Pragmatic is a word that is used both as an adjective and a noun. When it is used as an adjective, it denotes a person who is practical and down-to-earth. When it is used as a noun, it refers to the theory and ideas that underlie pragmatics. Pragmatics is the study of how people use language and the social and cultural contexts in which they operate. The field of pragmatics is a subfield of both psycholinguistics and semantics, and it has become a very important part of cognitive science.
Although the word pragmatic has become quite popular, the ideas that it describes are not new. They were first described by philosophers such as John Locke and Jeremy Bentham in the 17th century, and later reemphasized by philosophers like Charles Sanders Peirce and James Mill. But it was not until the 1950s that a self-consciously pragmatist school of philosophy developed, led by the philosopher W.V. Quine and others who influenced his followers.
The core idea of pragmatism is that truth and knowledge are pragmatically situated, not based on some absolute ontological or epistemological grounding. This view of the world has a number of consequences for how we understand and use language. One consequence is that a lot of what we do with language involves interpreting and negotiating ambiguity. For example, when we read the newspaper headline “A stolen painting was found by a tree,” we may interpret it in two ways. One way is that a tree (perhaps named Tim, for Timber) stumbled upon the painting. The other way is that a robber stole the painting and was caught by police. The second interpretation is more pragmatically situated than the first.
Linguistic pragmatics is the discipline that studies these kinds of ambiguous utterances. It is a very large and diverse field, and its development has been somewhat slow. Among other things, it is difficult to establish a set of guiding principles for research because language use is always contextually situated, and researchers must try to capture that context in their experimental studies.
One major framework for linguistic pragmatics is the Gricean Maxims, a set of principles that Paul Grice formulated in the 1970s. These maxims posit that most language use is driven by the desire to be understood and to convey relevant information.

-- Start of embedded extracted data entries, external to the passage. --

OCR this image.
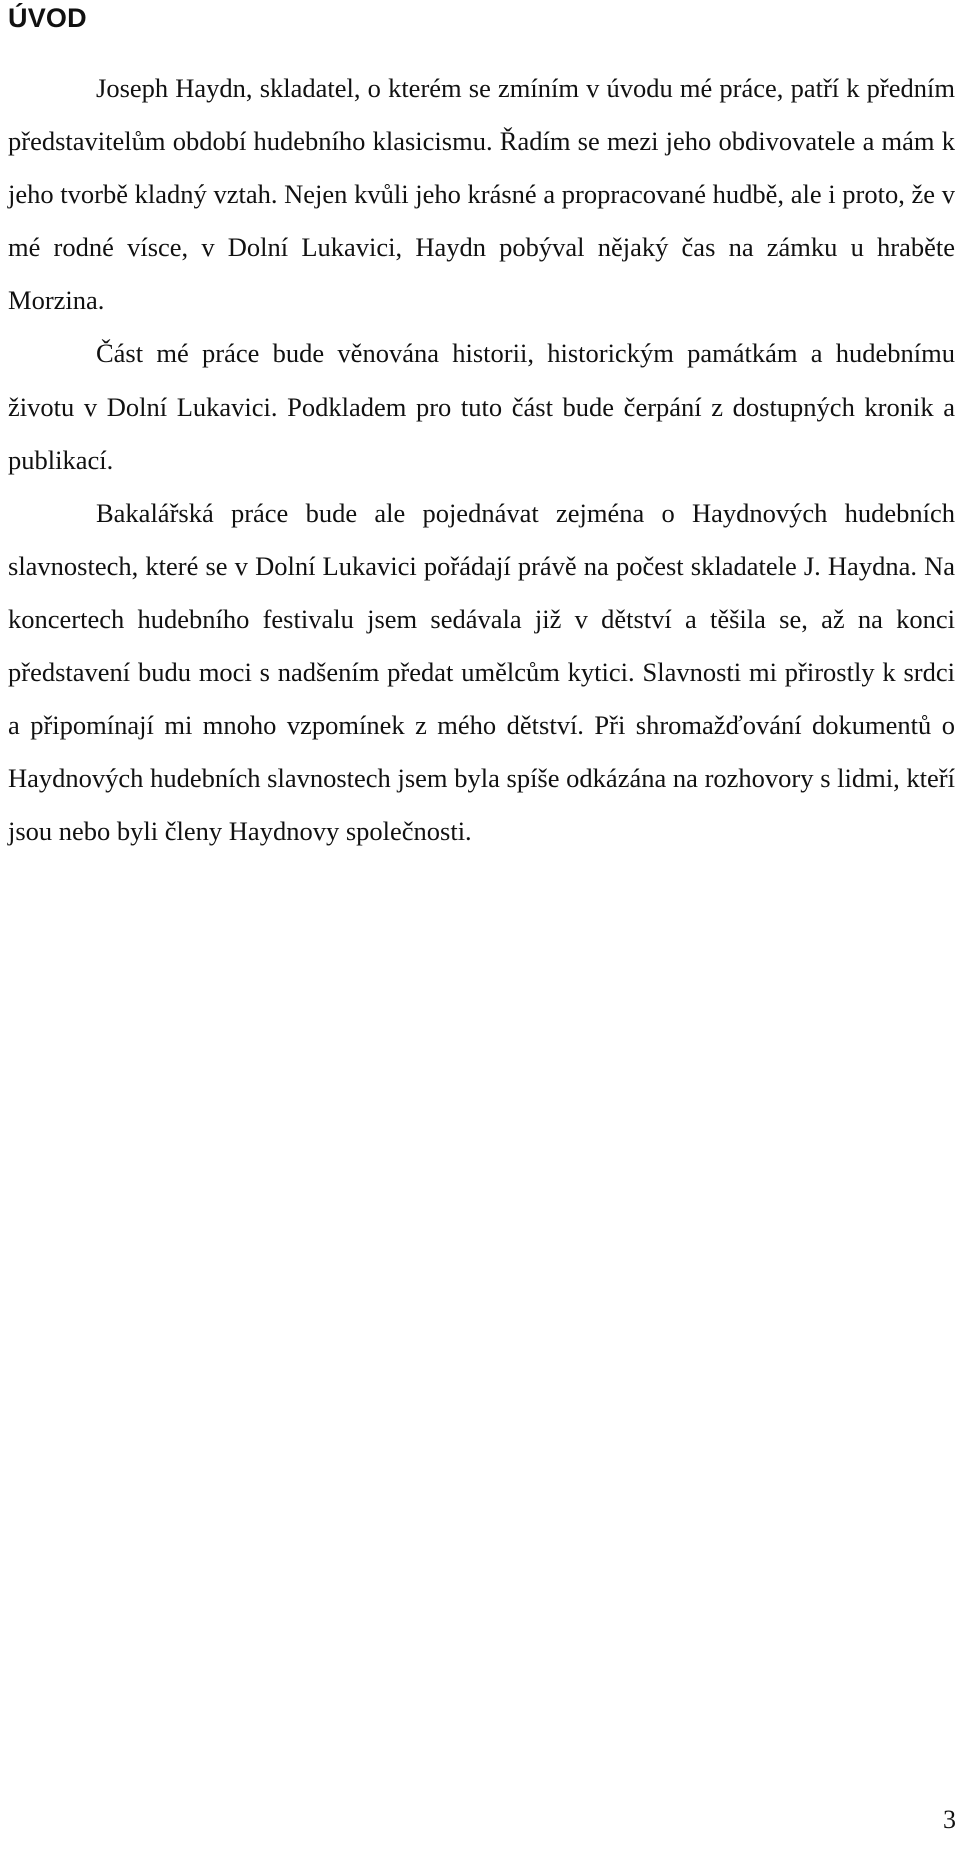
ÚVOD

Joseph Haydn, skladatel, o kterém se zmíním v úvodu mé práce, patří k předním představitelům období hudebního klasicismu. Řadím se mezi jeho obdivovatele a mám k jeho tvorbě kladný vztah. Nejen kvůli jeho krásné a propracované hudbě, ale i proto, že v mé rodné vísce, v Dolní Lukavici, Haydn pobýval nějaký čas na zámku u hraběte Morzina.

Část mé práce bude věnována historii, historickým památkám a hudebnímu životu v Dolní Lukavici. Podkladem pro tuto část bude čerpání z dostupných kronik a publikací.

Bakalářská práce bude ale pojednávat zejména o Haydnových hudebních slavnostech, které se v Dolní Lukavici pořádají právě na počest skladatele J. Haydna. Na koncertech hudebního festivalu jsem sedávala již v dětství a těšila se, až na konci představení budu moci s nadšením předat umělcům kytici. Slavnosti mi přirostly k srdci a připomínají mi mnoho vzpomínek z mého dětství. Při shromažďování dokumentů o Haydnových hudebních slavnostech jsem byla spíše odkázána na rozhovory s lidmi, kteří jsou nebo byli členy Haydnovy společnosti.

3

Other approaches to linguistic pragmatics include reference resolution, turn-taking, and managing the flow of reference. Another framework is relevance theory, which was first proposed by Dan Sperber and Deirdre Wilson. This theory, which is based on Grice’s ideas about implicature, holds that every utterance provides enough relevant information to justify the addressee’s effort to process it.
Another area of pragmatics is computational pragmatics, which is concerned with the ways that humans communicate their understandings of language to computers. This is a challenging area, because it requires that a computer be able to track semantic and syntactic clues about what the speaker meant, but that these are often obfuscated by social context.